Craig Wright calls himself to the stand in billion-dollar Bitcoin lawsuit - euphemized
https://decrypt.co/7634/kleiman-craig-wright-courtroom-showdown-florida
======
apo
> It all stems from a year-long lawsuit initiated by the estate of Dave
> Kleiman, a computer scientist who, according to the complaint, helped Wright
> “invent” Bitcoin under the pseudonym Satoshi Nakamoto. The lawsuit claims
> that when Kleiman died in April 2013, Wright engaged in a scheme to deny
> Kleiman of 1.1 million bitcoin that the former business partners jointly
> owned.

This is comedy gold. A letter purportedly signed by Kleiman references a
bizarre trust scheme involving a million bitcoin:

[https://assets.documentcloud.org/documents/2644014/Tulip-
Tru...](https://assets.documentcloud.org/documents/2644014/Tulip-Trust-
Redacted.pdf)

The judge's request is apparently based at least in part on this letter.
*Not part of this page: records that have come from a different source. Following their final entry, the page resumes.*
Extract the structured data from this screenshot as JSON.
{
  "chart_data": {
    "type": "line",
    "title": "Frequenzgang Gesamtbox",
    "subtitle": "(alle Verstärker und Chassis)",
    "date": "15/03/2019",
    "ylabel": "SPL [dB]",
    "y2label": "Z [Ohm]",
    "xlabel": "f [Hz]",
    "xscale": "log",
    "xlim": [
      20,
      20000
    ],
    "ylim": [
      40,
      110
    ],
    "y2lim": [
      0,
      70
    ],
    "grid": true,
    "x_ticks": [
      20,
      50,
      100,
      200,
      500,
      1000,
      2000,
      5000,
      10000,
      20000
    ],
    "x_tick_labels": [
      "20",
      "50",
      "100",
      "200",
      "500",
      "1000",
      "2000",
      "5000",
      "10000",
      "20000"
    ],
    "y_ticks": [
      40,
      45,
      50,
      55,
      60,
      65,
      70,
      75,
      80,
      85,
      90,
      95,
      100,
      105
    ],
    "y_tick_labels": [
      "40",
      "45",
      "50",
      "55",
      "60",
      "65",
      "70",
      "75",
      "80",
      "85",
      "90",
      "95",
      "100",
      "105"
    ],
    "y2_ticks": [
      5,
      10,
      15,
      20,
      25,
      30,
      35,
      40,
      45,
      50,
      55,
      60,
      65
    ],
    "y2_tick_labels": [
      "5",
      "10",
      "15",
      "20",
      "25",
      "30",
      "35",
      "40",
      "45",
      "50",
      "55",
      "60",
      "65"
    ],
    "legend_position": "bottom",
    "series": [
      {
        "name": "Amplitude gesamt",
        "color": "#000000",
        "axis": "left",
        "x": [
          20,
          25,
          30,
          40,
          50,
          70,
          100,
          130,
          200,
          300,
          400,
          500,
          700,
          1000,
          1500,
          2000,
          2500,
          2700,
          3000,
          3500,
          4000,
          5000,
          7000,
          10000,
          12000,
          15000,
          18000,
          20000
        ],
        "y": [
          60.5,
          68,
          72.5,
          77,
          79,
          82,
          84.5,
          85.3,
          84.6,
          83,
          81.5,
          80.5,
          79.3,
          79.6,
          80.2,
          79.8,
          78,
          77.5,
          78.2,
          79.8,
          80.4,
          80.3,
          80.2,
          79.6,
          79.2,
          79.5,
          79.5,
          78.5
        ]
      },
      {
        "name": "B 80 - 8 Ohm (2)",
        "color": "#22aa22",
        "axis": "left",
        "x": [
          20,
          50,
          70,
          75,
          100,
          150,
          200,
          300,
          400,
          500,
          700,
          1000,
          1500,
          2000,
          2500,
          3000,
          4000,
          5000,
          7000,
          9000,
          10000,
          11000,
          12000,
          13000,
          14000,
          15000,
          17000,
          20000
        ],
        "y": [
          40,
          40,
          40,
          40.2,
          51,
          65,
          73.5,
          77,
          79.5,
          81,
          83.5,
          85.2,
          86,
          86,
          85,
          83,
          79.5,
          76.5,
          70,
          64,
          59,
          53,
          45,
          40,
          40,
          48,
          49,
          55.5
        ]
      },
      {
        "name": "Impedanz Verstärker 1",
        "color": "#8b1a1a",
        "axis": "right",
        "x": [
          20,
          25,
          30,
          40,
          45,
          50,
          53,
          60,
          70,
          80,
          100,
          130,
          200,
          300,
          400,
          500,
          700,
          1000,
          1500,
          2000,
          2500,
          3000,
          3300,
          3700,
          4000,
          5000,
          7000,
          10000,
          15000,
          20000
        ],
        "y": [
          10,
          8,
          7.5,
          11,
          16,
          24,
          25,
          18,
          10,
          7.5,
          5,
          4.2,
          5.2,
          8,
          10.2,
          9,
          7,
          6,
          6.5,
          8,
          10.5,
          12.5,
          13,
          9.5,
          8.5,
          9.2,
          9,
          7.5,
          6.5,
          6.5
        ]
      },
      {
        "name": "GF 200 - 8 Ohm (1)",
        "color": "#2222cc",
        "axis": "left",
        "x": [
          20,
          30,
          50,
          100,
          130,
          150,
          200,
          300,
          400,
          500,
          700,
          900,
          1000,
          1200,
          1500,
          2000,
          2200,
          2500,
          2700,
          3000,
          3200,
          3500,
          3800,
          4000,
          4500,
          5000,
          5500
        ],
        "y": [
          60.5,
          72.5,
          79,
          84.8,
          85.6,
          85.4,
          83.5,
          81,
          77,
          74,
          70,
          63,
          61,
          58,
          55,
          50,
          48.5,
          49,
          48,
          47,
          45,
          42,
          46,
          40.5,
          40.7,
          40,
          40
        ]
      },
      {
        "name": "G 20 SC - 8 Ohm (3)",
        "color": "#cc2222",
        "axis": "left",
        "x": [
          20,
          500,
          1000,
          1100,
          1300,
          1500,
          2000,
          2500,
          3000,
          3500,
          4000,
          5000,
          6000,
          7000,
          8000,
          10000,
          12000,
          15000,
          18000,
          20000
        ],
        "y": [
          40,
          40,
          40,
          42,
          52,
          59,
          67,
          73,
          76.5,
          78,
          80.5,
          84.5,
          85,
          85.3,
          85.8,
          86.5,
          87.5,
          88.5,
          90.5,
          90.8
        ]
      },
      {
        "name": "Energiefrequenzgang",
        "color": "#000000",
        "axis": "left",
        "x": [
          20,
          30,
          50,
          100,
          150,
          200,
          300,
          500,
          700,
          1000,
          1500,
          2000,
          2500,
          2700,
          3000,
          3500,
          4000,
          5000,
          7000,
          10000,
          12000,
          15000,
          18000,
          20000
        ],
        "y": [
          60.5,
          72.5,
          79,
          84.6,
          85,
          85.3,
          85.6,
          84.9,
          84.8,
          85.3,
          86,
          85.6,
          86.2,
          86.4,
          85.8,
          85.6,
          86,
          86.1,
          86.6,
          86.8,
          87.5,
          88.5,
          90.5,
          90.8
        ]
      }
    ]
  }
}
The letter references a "Key with ID C941FE6D," a PGP key Wright used to
fabricate evidence of being Satoshi.

[https://www.vice.com/en_us/article/jpgq3y/satoshis-pgp-
keys-...](https://www.vice.com/en_us/article/jpgq3y/satoshis-pgp-keys-are-
probably-backdated-and-point-to-a-hoax)

As such, the letter seems fake as a $3 bill. Hilariously, the Kleiman family
seems to consider it real. It's now being used to force Wright into proving he
controls the corresponding private keys.

We've been here before back when Wright said he'd provide cryptographic proof
of being Satoshi and furnished instead technobabble, mind games and deceit.

Instead of fleecing some technically illiterate folks out of cash, the
consequences here for deceit are legal sanctions against Wright to varying
degrees.

What goes around.

------
slappyjoe2000
The moment of... truth?